Behavioral double-loop learning entails changes in values and frames governing how people interact. For example, rather than suppressing or avoiding conflict, people may learn to surface and resolve conflict. Rather than assuming their own or their group’s point of view should prevail and strategizing to make that happen, they may learn to invite other perspectives. Rather than leaving difficult or embarrassing issues unspoken, they may learn to raise them. This kind of double-loop learning increases the learning capability of an organization. It makes it more likely that assumptions underlying current ways of dealing with technical, instrumental, and policy issues will be identified and questioned.
Behavioral double-loop learning requires at least three stages. The first is discovering how current values and frames contribute to ineffective behavior and identifying alternative values and frames that could lead to more effective behavior. The second stage is developing the skill necessary to produce the new behavior in actual situations. This can take considerable practice, as initial attempts to produce the new behavior often result in what Argyris has described as “gimmicks,” with the seemingly new behavior used in the service of the old values and frames. Gimmicks are usually ineffective because other people see them for what they are. For example, recognizing that involving others in a decision process can increase their commitment to implementing the decision, people may attempt to “involve” others in ways that do not give them any actual influence. The third stage in behavioral double-loop learning is to integrate the new behavior, as informed by new values and frames, into group norms and relationships so that it becomes the new normal.

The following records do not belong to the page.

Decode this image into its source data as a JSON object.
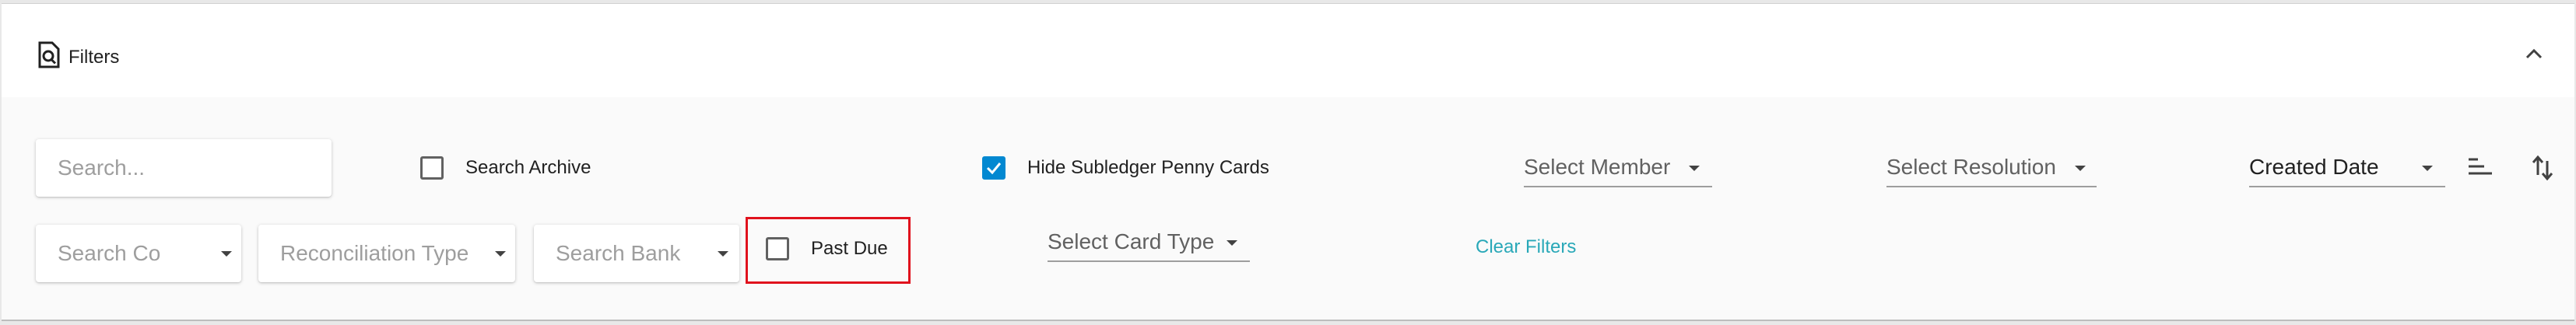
{
  "header": {
    "title": "Filters",
    "filters_icon": "document-search-icon",
    "collapse_icon": "chevron-up-icon"
  },
  "row1": {
    "search": {
      "value": "",
      "placeholder": "Search..."
    },
    "search_archive": {
      "label": "Search Archive",
      "checked": false
    },
    "hide_subledger": {
      "label": "Hide Subledger Penny Cards",
      "checked": true
    },
    "select_member": {
      "label": "Select Member"
    },
    "select_resolution": {
      "label": "Select Resolution"
    },
    "sort_field": {
      "value": "Created Date"
    },
    "sort_order_icon": "sort-lines-icon",
    "sort_direction_icon": "swap-vertical-icon"
  },
  "row2": {
    "search_co": {
      "placeholder": "Search Co"
    },
    "reconciliation_type": {
      "placeholder": "Reconciliation Type"
    },
    "search_bank": {
      "placeholder": "Search Bank"
    },
    "past_due": {
      "label": "Past Due",
      "checked": false
    },
    "select_card_type": {
      "label": "Select Card Type"
    },
    "clear_filters": {
      "label": "Clear Filters"
    }
  },
  "colors": {
    "accent_checkbox": "#0288d1",
    "clear_filters_link": "#29a8b8",
    "highlight_border": "#e0121d"
  }
}
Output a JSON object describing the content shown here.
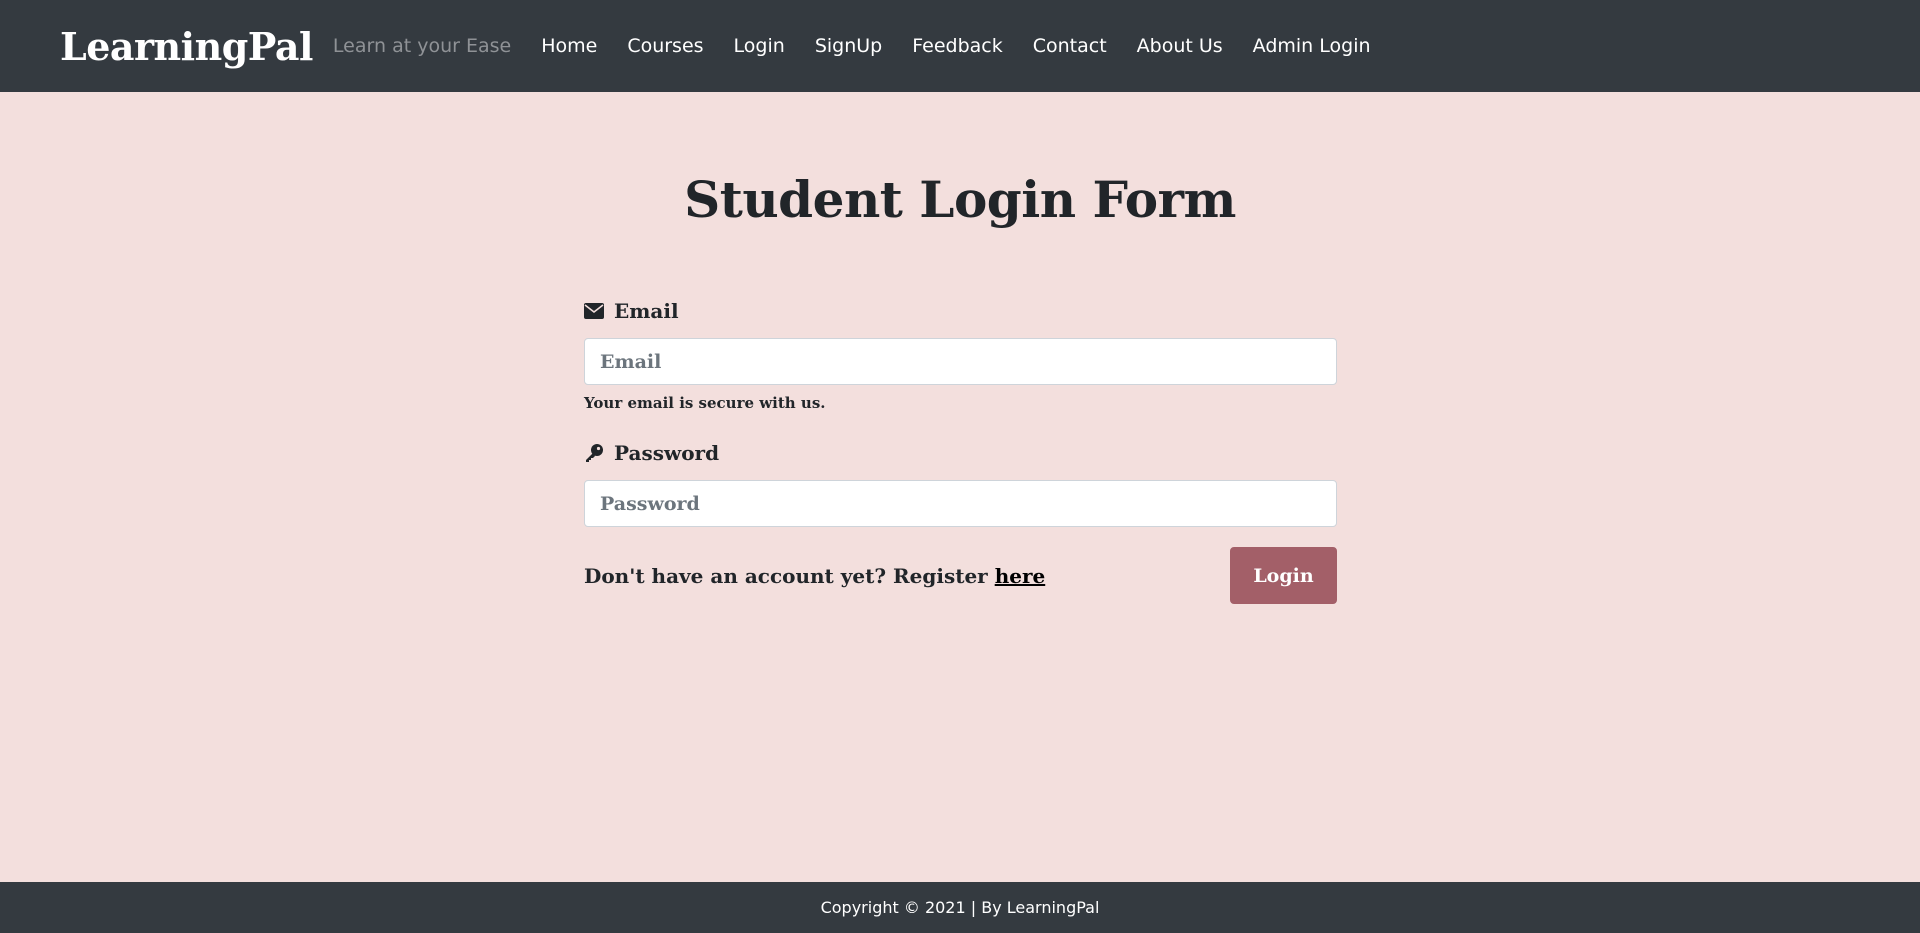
{
  "navbar": {
    "brand": "LearningPal",
    "tagline": "Learn at your Ease",
    "links": [
      "Home",
      "Courses",
      "Login",
      "SignUp",
      "Feedback",
      "Contact",
      "About Us",
      "Admin Login"
    ]
  },
  "main": {
    "title": "Student Login Form",
    "email": {
      "icon": "envelope-icon",
      "label": "Email",
      "placeholder": "Email",
      "value": "",
      "help": "Your email is secure with us."
    },
    "password": {
      "icon": "key-icon",
      "label": "Password",
      "placeholder": "Password",
      "value": ""
    },
    "register": {
      "text": "Don't have an account yet? Register ",
      "link": "here"
    },
    "login_button": "Login"
  },
  "footer": {
    "text": "Copyright © 2021 | By LearningPal"
  },
  "colors": {
    "navbar_bg": "#343a40",
    "page_bg": "#f3dfdd",
    "button_bg": "#a35f68",
    "tagline": "#8f9296"
  }
}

It is possible to achieve some double-loop changes in organizations while bypassing behavioral double-loop learning. One approach is to bring in consultants or to convene a task force that is authorized to circumvent normal practices that keep problems hidden. The limitation of this approach is that it leaves in place the behavioral routines that prevented the organization from correcting the problem earlier and that will likely prevent correcting problems in the future. A second approach is to introduce systems and processes that make visible information that drives action, for example total costs across the organization for developing, producing, selling, delivering, and servicing a product. Implementing these systems often runs into barriers rooted in the behavioral routines that are being left untouched, but it can be an effective way to improve some areas of organizational functioning. A third approach is to bring in new management with a mandate to make sweeping changes. Effective implementation of these changes may require behavioral double-loop learning on the part of organizational members, as when it is necessary to work more interdependently across units.
Argyris, C. (1976). Increasing leadership effectiveness. New York: John Wiley & Sons.
Argyris, C. (1977). “Double loop learning in organizations.” Harvard Business Review, September-October 1977, pp. 115-124.
Argyris, C., Putnam, R., & Smith, D. M. (1985). Action science. San Francisco: Jossey-Bass.
Argyris, C., and Schön, D. A. (1974). Theory in practice: Increasing professional effectiveness. San Francisco: Jossey-Bass.
Argyris, C., and Schön, D. A. (1996). Organizational learning II. Reading, MA: Addison Wesley.